UFGN wrote:133 BN in exports. By far our biggest exporter. Three times bigger than the US
The consequences of delays at the border due to bureaucracy mean more expensive food imports and exports as perishable items become less profitable. Even e few hours matters a lot.
The cost of a £12000 car imported from germany goes up £240 under WTO rules
The cost of a Rolls Royce aircraft engine sold to France costing €33M (yes, really)... goes up €660,000
How much will the servicing aspects on that engine deal cost?
How much tax will there be on financial transactions between London and Frankfurt? On an insurance policy sold to a Dutch company?
As I said you're all just guesswork and spin .... Rolls Royce produce nearly a third of all the world's aero engines, they make them in over 20 different countries, do you think that's going to change even 1% after Brexit? if so please explain why?
Just for a comparison, Boeing, who also produce a third of the world's aero engines, sell just as many to the EU as Rolls Royce do .. yet they are not part of the EU, so how is that possible?
Whilst we're talking about a 133,000,000,000 export business, you're talking 240 quid on a car? if it wasn't so serious it would be feckin' laughable ....
The bottom liner is, just like everyone else, you can't say for certain what will happen because nobody knows what the variables will be ....
Just take two variables - if the tax on exports goes up by 10% but the pound drops by 15% then what happens?

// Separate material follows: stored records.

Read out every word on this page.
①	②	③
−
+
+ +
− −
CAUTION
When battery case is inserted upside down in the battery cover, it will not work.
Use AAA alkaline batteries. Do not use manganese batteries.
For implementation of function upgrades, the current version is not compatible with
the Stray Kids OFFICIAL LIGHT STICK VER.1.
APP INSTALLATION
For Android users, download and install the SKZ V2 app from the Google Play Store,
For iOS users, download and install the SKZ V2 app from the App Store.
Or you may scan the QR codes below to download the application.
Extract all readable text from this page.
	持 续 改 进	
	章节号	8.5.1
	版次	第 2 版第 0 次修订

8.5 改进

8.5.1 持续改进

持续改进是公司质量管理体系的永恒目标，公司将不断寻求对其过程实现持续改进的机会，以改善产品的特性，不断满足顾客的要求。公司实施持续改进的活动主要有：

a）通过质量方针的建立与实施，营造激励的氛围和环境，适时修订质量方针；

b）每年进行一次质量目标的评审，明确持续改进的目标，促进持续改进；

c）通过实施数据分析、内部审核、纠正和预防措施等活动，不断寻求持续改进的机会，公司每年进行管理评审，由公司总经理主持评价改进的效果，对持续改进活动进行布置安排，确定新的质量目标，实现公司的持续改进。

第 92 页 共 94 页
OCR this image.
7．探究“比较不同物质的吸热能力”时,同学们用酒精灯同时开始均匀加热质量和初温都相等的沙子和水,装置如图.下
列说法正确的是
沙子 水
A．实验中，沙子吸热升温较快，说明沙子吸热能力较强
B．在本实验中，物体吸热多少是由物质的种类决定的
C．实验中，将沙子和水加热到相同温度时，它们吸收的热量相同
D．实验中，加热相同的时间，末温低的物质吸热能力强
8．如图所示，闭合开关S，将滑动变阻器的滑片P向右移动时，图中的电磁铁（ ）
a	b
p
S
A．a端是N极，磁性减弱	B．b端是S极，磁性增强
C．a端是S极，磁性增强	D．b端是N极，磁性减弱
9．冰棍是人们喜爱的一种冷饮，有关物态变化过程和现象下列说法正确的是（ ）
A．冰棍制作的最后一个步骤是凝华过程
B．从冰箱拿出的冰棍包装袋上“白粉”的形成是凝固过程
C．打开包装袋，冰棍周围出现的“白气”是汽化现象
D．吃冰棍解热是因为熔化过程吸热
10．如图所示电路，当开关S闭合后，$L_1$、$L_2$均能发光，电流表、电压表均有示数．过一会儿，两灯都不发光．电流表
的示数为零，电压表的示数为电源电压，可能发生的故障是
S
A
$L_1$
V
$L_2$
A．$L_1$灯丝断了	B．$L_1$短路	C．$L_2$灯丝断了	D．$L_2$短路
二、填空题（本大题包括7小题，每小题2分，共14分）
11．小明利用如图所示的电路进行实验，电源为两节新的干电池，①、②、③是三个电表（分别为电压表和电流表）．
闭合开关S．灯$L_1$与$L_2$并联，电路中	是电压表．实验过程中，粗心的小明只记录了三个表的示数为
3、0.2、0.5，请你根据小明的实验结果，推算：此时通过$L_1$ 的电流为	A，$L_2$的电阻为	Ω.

The reality is all you can do is look at other countries in a similar position - Norway and Switzerland being the obvious two - both of these countries have a greater proportion of trade with the EU than the UK does, it works very well, so why would the UK be treated any different?
When you talk about the
'project of fear' take a look back at what you've written, right now it's all pure guesswork and speculation .... so who's the one trying to spread fear?